Currently, Mr Muqthar, said, there were more than 352 unresolved chieftaincy conflicts nationwide, adding that chieftaincy and ethnic conflicts had claimed about 12,700 lives.

He said this yesterday at the opening ceremony of a two-day capacity building workshop aimed at preventing and countering violent extremism in Ghana.

The workshop brought together about 100 youth drawn from various communities and towns across the country to strengthen their capacities and serve as effective peace ambassadors to build a resilient youth front for sustainable peace.

He said chieftaincy and ethnic violence remained the single most pervasive source of insecurity and fatality for which many people were still bleeding from violence which could have been prevented.

He indicated that the dangerous nature of vigilante violence, the fierce political campaigns and unwarranted religious violence also had the tendency to create an enduring culture of violence with the penchant to serve as conveyor to terrorist recruitment.

Mr Muqthar said, in the last three years, WACCE had succeeded in working with various local communities to dissuade more than 22 individuals from sliding into violent extremism.

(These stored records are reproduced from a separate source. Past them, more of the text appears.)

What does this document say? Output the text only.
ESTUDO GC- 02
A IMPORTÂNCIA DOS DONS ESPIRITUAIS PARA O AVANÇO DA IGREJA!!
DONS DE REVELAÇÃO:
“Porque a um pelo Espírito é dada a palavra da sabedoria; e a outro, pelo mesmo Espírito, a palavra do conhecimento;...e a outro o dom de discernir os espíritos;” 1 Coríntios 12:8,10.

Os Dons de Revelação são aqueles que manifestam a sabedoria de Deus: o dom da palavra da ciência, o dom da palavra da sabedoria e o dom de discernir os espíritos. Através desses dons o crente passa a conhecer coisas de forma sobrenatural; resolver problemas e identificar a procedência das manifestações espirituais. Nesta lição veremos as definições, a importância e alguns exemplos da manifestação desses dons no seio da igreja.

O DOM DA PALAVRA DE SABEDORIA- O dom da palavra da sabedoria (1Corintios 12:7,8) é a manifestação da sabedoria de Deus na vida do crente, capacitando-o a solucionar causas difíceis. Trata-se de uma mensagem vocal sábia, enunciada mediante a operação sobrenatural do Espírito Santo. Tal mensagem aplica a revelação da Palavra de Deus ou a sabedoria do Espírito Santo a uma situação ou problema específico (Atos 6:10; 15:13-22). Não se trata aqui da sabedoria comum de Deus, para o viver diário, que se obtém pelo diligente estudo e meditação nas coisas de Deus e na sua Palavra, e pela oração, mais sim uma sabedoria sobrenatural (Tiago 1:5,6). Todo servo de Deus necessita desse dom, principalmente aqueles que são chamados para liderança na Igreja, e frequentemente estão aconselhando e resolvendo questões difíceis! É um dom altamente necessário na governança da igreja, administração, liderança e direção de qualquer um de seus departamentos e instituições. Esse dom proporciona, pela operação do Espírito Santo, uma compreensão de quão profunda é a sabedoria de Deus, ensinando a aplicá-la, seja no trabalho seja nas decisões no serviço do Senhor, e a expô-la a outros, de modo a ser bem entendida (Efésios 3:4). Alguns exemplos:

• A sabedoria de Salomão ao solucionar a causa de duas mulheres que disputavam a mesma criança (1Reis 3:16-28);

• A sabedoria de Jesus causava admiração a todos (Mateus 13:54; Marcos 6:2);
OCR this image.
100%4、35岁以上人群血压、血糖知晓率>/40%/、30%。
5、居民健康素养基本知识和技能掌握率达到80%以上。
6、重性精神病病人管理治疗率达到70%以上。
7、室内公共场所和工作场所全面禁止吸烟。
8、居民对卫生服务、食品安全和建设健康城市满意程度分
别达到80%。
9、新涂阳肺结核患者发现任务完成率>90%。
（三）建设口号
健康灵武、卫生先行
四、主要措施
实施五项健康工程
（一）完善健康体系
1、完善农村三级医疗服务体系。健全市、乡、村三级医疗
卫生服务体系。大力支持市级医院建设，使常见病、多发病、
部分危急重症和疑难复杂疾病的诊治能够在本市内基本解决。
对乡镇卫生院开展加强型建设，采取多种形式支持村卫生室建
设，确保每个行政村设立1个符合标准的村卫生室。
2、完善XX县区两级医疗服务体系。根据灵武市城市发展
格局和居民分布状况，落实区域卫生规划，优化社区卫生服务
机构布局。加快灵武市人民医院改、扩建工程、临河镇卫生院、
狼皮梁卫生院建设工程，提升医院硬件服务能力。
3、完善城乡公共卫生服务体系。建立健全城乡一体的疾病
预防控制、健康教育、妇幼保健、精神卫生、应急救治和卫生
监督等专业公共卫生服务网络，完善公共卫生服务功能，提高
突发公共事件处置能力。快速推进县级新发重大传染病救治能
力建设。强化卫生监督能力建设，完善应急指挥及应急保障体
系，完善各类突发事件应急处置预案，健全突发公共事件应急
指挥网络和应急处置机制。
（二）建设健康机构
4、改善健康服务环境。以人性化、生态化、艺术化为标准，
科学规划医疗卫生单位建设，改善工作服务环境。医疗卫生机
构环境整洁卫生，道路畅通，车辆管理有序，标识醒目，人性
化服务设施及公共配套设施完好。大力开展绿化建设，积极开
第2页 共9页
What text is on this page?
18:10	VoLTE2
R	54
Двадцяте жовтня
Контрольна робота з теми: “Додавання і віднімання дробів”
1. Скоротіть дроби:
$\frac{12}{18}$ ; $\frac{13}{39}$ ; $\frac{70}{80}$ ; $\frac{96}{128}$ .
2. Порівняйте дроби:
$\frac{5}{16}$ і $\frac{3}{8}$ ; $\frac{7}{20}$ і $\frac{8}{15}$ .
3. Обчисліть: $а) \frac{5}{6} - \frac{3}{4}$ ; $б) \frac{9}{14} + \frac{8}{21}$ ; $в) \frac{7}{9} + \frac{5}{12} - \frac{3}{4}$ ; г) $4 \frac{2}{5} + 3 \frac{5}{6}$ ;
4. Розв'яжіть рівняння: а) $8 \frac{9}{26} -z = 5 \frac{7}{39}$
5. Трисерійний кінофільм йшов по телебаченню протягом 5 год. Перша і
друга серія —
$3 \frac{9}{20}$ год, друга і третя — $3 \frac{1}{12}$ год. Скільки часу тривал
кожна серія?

“In 2016, through our local community counter radicalisation programme, we worked hard to stop a young man, 21, from joining ISIS just a day before he was scheduled to depart to Syria,” he added.

He said, the workshop would help empower the participants to serve as leading voices for the amplification of narratives that were supportive of peace and social cohesion.

He called on all stakeholders including government, the National Peace Council, Ministry of Interior, Ministries of Chieftaincy and Religious Affairs, Inner Cities and Zongo Development, religious and traditional leaders to take the vulnerabilities for violence more serious.

The Minister for the Interior, Mr Ambrose Dery, in a speech read on his behalf said, without security there would not be a conducive environment for national development, adding that security underpinned sustainable development in every country.

“It is due to this that the President has elevated security to the front burner in national affairs and this is commendable and appreciated,” he stated.

He said to be able to counter emerging security threats; the Ghana Police Service had established new units and departments, such as the cybercrime unit, intelligence unit and counter –terrorism unit.

Mr Dery said security was a shared responsibility for individuals, groups, communities, corporate bodies and civil societies and called on the citizenry to ensure that terrorism, extremism and insurgency did not take root in Ghana.